I've been meaning to blog this for about a week now, but never found the time. But at lunch, the issue of ethics was brought up so I'll mention some reflections on this.

Eszter Hargittai and two doctoral students ponder methodological questions, especially sampling. This is not so much a problem for me, as the Finnish blogosphere isn't that huge yet. The "theme blogs" that I'm particularly interested in aren't numerous.

My thoughts have been on the issue of virtual etnography. Once I've spotted the blogs or sites of interest, how do I proceed with the study? I, as a researcher, obviously have a great deal of power as I can claim any webpage as public, and therefore researchable without permission of the "owner" of the site. Or can I? Is a posting to a website public or not? Perhaps the notions of public and private are constantly reconstructed in the information society. I suspect that especially when it comes to weblogs, there's a cultural understanding in Finland that a post is public. But suppose that a blogger or someone leaving a comment doesn't agree, or doesn't find it public at all, does that matter? If the informant of my study gets furious when the research is published, should I as a researcher say: Bad luck! Your message is equivalent to a letter to the opinion editor at a daily newspaper, only that you've used another medium.

And the other way around, a person who is eager to discuss, be read and be commented upon, for instance in a weblog, will (s)he get offended if I try to protect him or her, and question whether s)he knows that the opinions might be seen as public? One of the core question is, I guess, that should I reveal myself as a researcher and explain my mission, or carry out my study without asking for the permission? What will that do to the research and, not to forget, will my choice cause the informants any harm?
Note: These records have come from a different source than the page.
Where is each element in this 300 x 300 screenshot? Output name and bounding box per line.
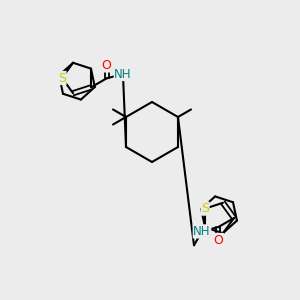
- Text: S: S: [58, 71, 66, 85]
- Text: NH: NH: [193, 225, 211, 238]
- Text: S: S: [201, 202, 209, 215]
- Text: O: O: [214, 233, 223, 247]
- Text: NH: NH: [114, 68, 132, 80]
- Text: O: O: [102, 59, 112, 72]
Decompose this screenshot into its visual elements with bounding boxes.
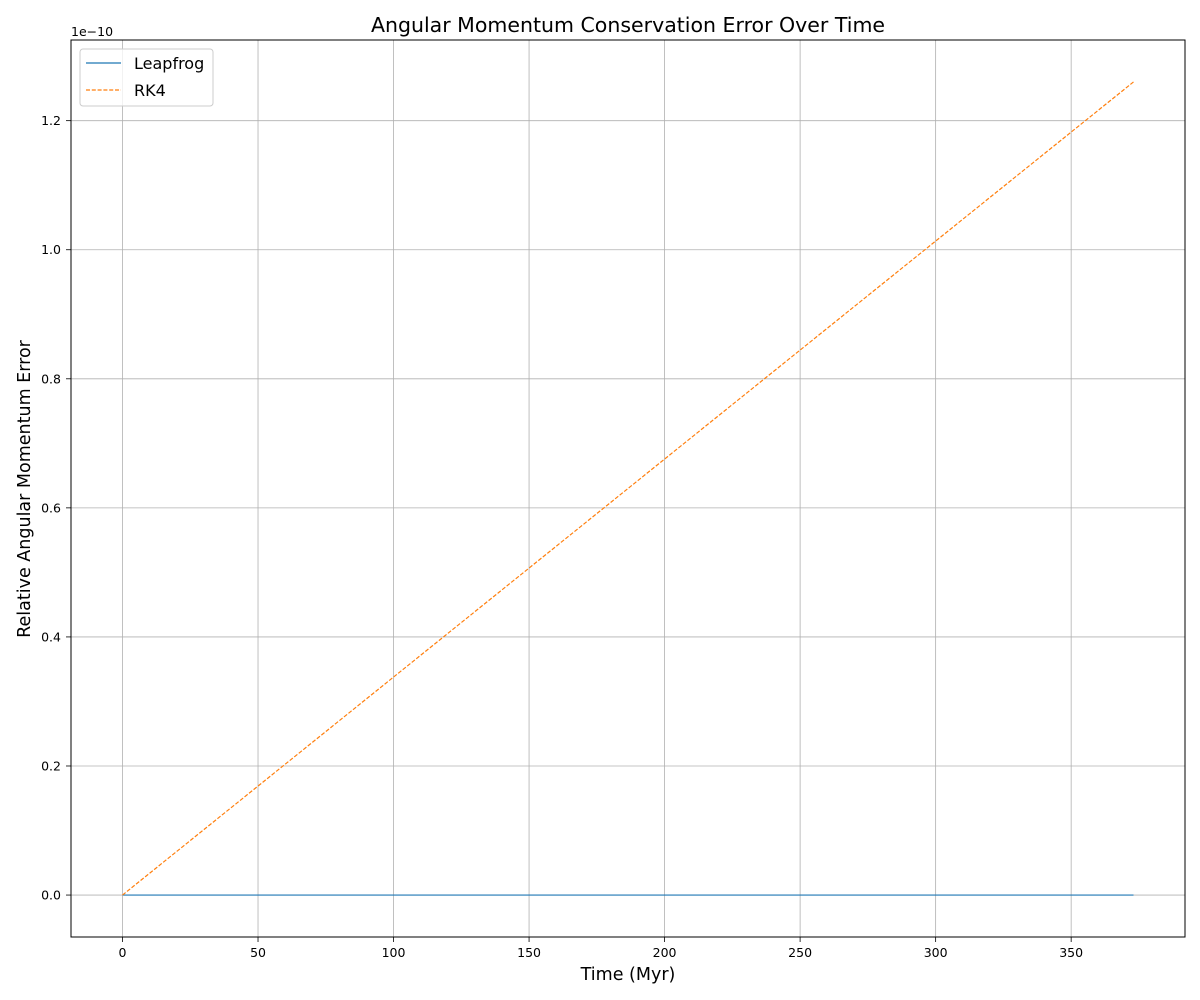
legend-label-rk4: RK4: [134, 81, 166, 100]
x-tick-label: 50: [250, 945, 266, 960]
y-tick-label: 1.0: [41, 242, 61, 257]
x-tick-label: 350: [1059, 945, 1083, 960]
x-axis-ticks: 0 50 100 150 200 250 300 350: [119, 937, 1083, 960]
x-axis-label: Time (Myr): [580, 965, 676, 985]
series-lines: [122, 81, 1134, 896]
legend: Leapfrog RK4: [79, 48, 214, 107]
y-axis-ticks: 0.0 0.2 0.4 0.6 0.8 1.0 1.2: [41, 113, 71, 903]
series-line-rk4: [122, 81, 1134, 896]
legend-label-leapfrog: Leapfrog: [134, 54, 204, 73]
x-tick-label: 250: [788, 945, 812, 960]
y-axis-offset-label: 1e−10: [71, 24, 113, 39]
y-tick-label: 0.0: [41, 888, 61, 903]
x-tick-label: 100: [382, 945, 406, 960]
y-tick-label: 1.2: [41, 113, 61, 128]
plot-frame: [70, 39, 1186, 938]
y-axis-label: Relative Angular Momentum Error: [15, 339, 35, 637]
x-tick-label: 0: [119, 945, 127, 960]
x-tick-label: 300: [924, 945, 948, 960]
x-tick-label: 200: [653, 945, 677, 960]
y-tick-label: 0.6: [41, 500, 61, 515]
y-tick-label: 0.4: [41, 629, 61, 644]
grid-lines: [71, 40, 1185, 937]
x-tick-label: 150: [517, 945, 541, 960]
chart-title: Angular Momentum Conservation Error Over…: [371, 13, 885, 37]
y-tick-label: 0.2: [41, 758, 61, 773]
y-tick-label: 0.8: [41, 371, 61, 386]
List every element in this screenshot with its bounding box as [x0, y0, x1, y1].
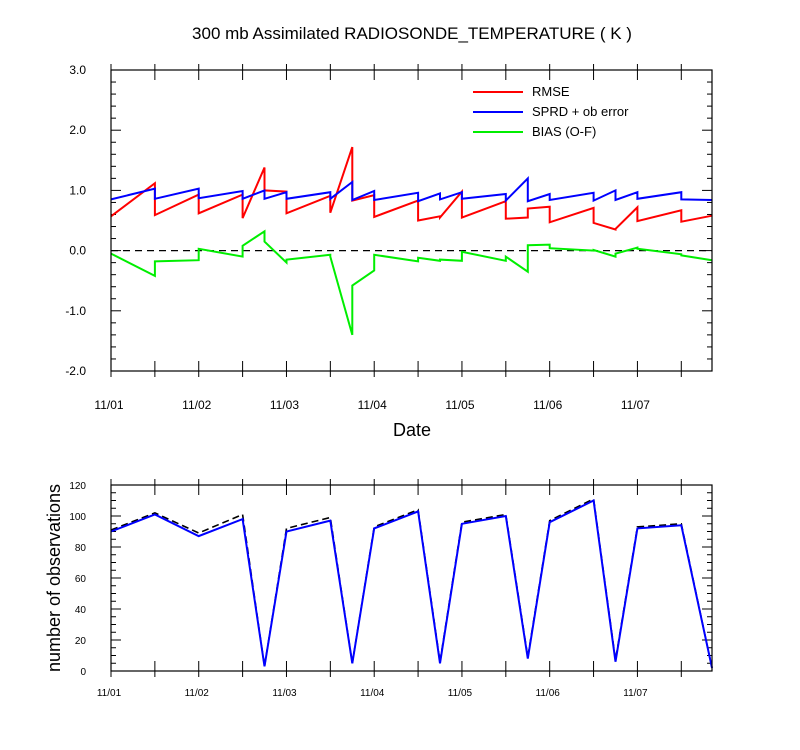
x-tick-label: 11/03 [272, 688, 297, 699]
bottom-axes: 0 20 40 60 80 100 120 11/01 11/02 11/03 11/04 11/05… [69, 479, 712, 699]
bottom-series-group [110, 497, 713, 669]
bottom-y-axis-label: number of observations [44, 484, 64, 672]
y-tick-label: 0.0 [69, 244, 86, 258]
y-tick-label: 100 [69, 512, 86, 523]
x-tick-label: 11/05 [448, 688, 473, 699]
x-tick-label: 11/04 [358, 398, 387, 412]
x-tick-label: 11/04 [360, 688, 385, 699]
series-line-observations [110, 498, 713, 669]
top-x-axis-label: Date [393, 420, 431, 440]
y-tick-label: 80 [75, 543, 87, 554]
top-legend: RMSE SPRD + ob error BIAS (O-F) [473, 84, 629, 139]
y-tick-label: 1.0 [69, 183, 86, 197]
top-plot-frame [110, 69, 713, 372]
y-tick-label: 20 [75, 636, 87, 647]
legend-label: BIAS (O-F) [532, 124, 596, 139]
x-tick-label: 11/05 [445, 398, 474, 412]
y-tick-label: -2.0 [65, 364, 86, 378]
x-tick-label: 11/06 [533, 398, 562, 412]
y-tick-label: -1.0 [65, 304, 86, 318]
legend-label: RMSE [532, 84, 570, 99]
y-tick-label: 120 [69, 481, 86, 492]
x-tick-label: 11/01 [94, 398, 123, 412]
top-chart: -2.0 -1.0 0.0 1.0 2.0 3.0 11/01 11/02 11/03 11/04… [65, 63, 713, 412]
top-chart-title: 300 mb Assimilated RADIOSONDE_TEMPERATUR… [192, 24, 632, 43]
top-axes: -2.0 -1.0 0.0 1.0 2.0 3.0 11/01 11/02 11/03 11/04… [65, 63, 712, 412]
series-line-sprd-ob-error [110, 175, 713, 204]
x-tick-label: 11/02 [185, 688, 210, 699]
x-tick-label: 11/02 [182, 398, 211, 412]
series-line-bias-o-f [110, 229, 713, 336]
y-tick-label: 40 [75, 605, 87, 616]
series-line-rmse [110, 146, 713, 231]
y-tick-label: 0 [80, 667, 86, 678]
x-tick-label: 11/03 [270, 398, 299, 412]
x-tick-label: 11/06 [536, 688, 561, 699]
y-tick-label: 3.0 [69, 63, 86, 77]
bottom-plot-frame [110, 484, 713, 672]
legend-label: SPRD + ob error [532, 104, 629, 119]
x-tick-label: 11/01 [97, 688, 122, 699]
bottom-chart: 0 20 40 60 80 100 120 11/01 11/02 11/03 11/04 11/05… [69, 479, 713, 699]
top-series-group [110, 146, 713, 336]
y-tick-label: 2.0 [69, 123, 86, 137]
x-tick-label: 11/07 [623, 688, 648, 699]
x-tick-label: 11/07 [621, 398, 650, 412]
y-tick-label: 60 [75, 574, 87, 585]
series-line-observations-dashed [110, 497, 713, 669]
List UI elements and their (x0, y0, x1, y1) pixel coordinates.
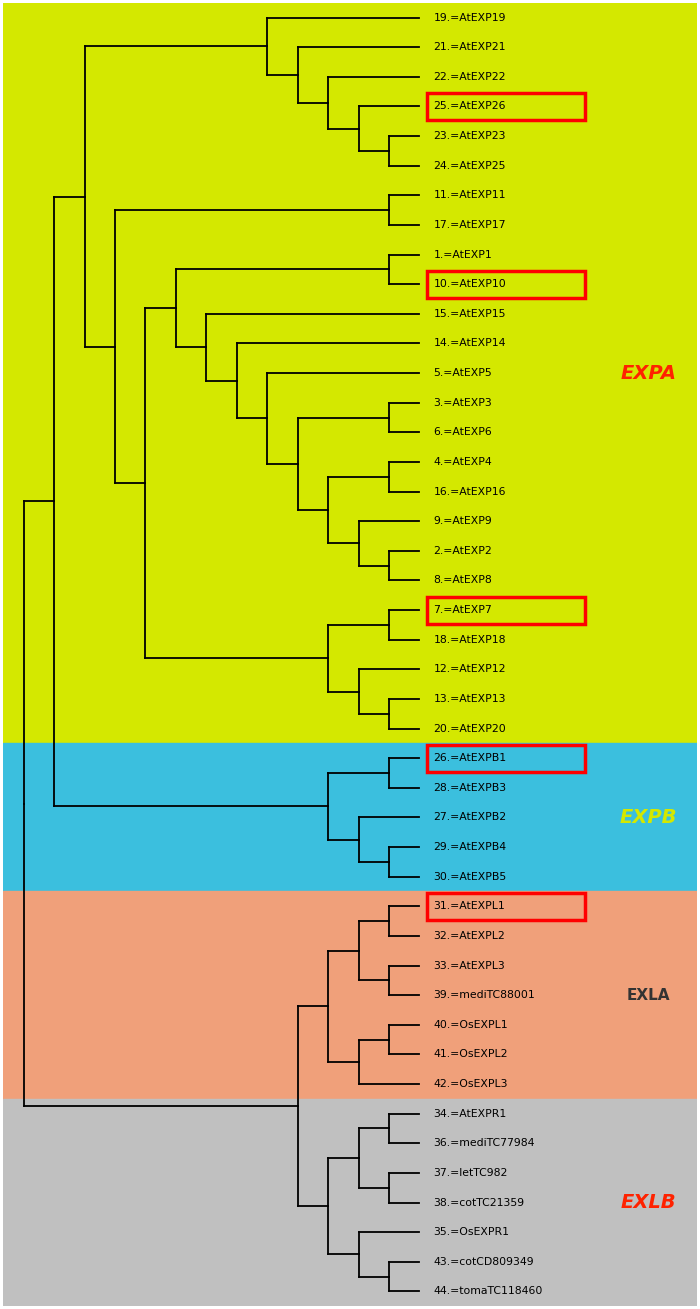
Text: 44.=tomaTC118460: 44.=tomaTC118460 (433, 1287, 542, 1296)
Text: 41.=OsEXPL2: 41.=OsEXPL2 (433, 1050, 508, 1059)
Text: 30.=AtEXPB5: 30.=AtEXPB5 (433, 872, 507, 882)
Text: 19.=AtEXP19: 19.=AtEXP19 (433, 13, 506, 22)
Text: 32.=AtEXPL2: 32.=AtEXPL2 (433, 931, 505, 941)
Text: 8.=AtEXP8: 8.=AtEXP8 (433, 576, 492, 585)
Text: 40.=OsEXPL1: 40.=OsEXPL1 (433, 1020, 508, 1030)
Text: 11.=AtEXP11: 11.=AtEXP11 (433, 190, 506, 200)
Text: 14.=AtEXP14: 14.=AtEXP14 (433, 339, 506, 348)
Text: 34.=AtEXPR1: 34.=AtEXPR1 (433, 1109, 507, 1119)
Text: 2.=AtEXP2: 2.=AtEXP2 (433, 546, 492, 556)
Text: 15.=AtEXP15: 15.=AtEXP15 (433, 309, 506, 319)
Text: 13.=AtEXP13: 13.=AtEXP13 (433, 694, 506, 704)
Text: EXPA: EXPA (621, 364, 677, 382)
Text: 16.=AtEXP16: 16.=AtEXP16 (433, 487, 506, 496)
Text: EXPB: EXPB (620, 808, 678, 827)
Text: 5.=AtEXP5: 5.=AtEXP5 (433, 368, 492, 378)
Text: 12.=AtEXP12: 12.=AtEXP12 (433, 664, 506, 674)
Text: 4.=AtEXP4: 4.=AtEXP4 (433, 457, 492, 467)
Text: 10.=AtEXP10: 10.=AtEXP10 (433, 279, 506, 289)
Text: 24.=AtEXP25: 24.=AtEXP25 (433, 161, 506, 170)
Bar (3, 744, 697, 891)
Bar (3, 1098, 697, 1306)
Text: 35.=OsEXPR1: 35.=OsEXPR1 (433, 1227, 510, 1237)
Text: 1.=AtEXP1: 1.=AtEXP1 (433, 250, 492, 259)
Text: 26.=AtEXPB1: 26.=AtEXPB1 (433, 753, 507, 763)
Text: EXLA: EXLA (627, 988, 671, 1003)
Text: 3.=AtEXP3: 3.=AtEXP3 (433, 398, 492, 407)
Text: 43.=cotCD809349: 43.=cotCD809349 (433, 1257, 534, 1267)
Text: 6.=AtEXP6: 6.=AtEXP6 (433, 427, 492, 437)
Text: 38.=cotTC21359: 38.=cotTC21359 (433, 1198, 524, 1207)
Text: 42.=OsEXPL3: 42.=OsEXPL3 (433, 1079, 508, 1089)
Bar (3, 3, 697, 744)
Text: 23.=AtEXP23: 23.=AtEXP23 (433, 131, 506, 141)
Text: 29.=AtEXPB4: 29.=AtEXPB4 (433, 842, 507, 852)
Text: 9.=AtEXP9: 9.=AtEXP9 (433, 516, 492, 526)
Text: 20.=AtEXP20: 20.=AtEXP20 (433, 724, 506, 733)
Bar (3, 891, 697, 1098)
Text: 17.=AtEXP17: 17.=AtEXP17 (433, 220, 506, 230)
Text: 39.=mediTC88001: 39.=mediTC88001 (433, 990, 535, 1000)
Text: 28.=AtEXPB3: 28.=AtEXPB3 (433, 783, 507, 793)
Text: 21.=AtEXP21: 21.=AtEXP21 (433, 42, 506, 52)
Text: 25.=AtEXP26: 25.=AtEXP26 (433, 102, 506, 111)
Text: 31.=AtEXPL1: 31.=AtEXPL1 (433, 902, 505, 911)
Text: 22.=AtEXP22: 22.=AtEXP22 (433, 72, 506, 82)
Text: EXLB: EXLB (621, 1192, 676, 1212)
Text: 33.=AtEXPL3: 33.=AtEXPL3 (433, 961, 505, 970)
Text: 36.=mediTC77984: 36.=mediTC77984 (433, 1139, 535, 1148)
Text: 18.=AtEXP18: 18.=AtEXP18 (433, 635, 506, 645)
Text: 7.=AtEXP7: 7.=AtEXP7 (433, 605, 492, 615)
Text: 27.=AtEXPB2: 27.=AtEXPB2 (433, 813, 507, 822)
Text: 37.=letTC982: 37.=letTC982 (433, 1168, 508, 1178)
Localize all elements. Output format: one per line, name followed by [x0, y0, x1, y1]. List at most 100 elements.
I feel that absolutely everything posted on the Internet should not be seen as public, and therefore researchable. One should be sensitive regarding to who posted it (teenagers, participants in a news group of women facing domestic violence etc). And I think the perception of the people engaged in a interaction online should be taken into consideration. But I do consider my weblog public and I'm fully aware of the fact that someone might analyze my writings as I write.

Clearly, there are no ethical rules to follow when it comes to virtual etnography, only guidelines. This makes it all so interesting. But how does one know how to proceed, and which method is the best when studying virtual arenas? I think that if you thoroughly discuss the method used, this shows that you've reflected on the pros and cons and reached a decision that you feel is the best for your research. If you do that then you've come far in my eyes. As McMurphy (Jack Nicholson) states in the movie "One flew over the Cuckoo's nest" when trying to escape the mental hospital and fails: well I tried,didn't I? Goddamnit,at least I did that.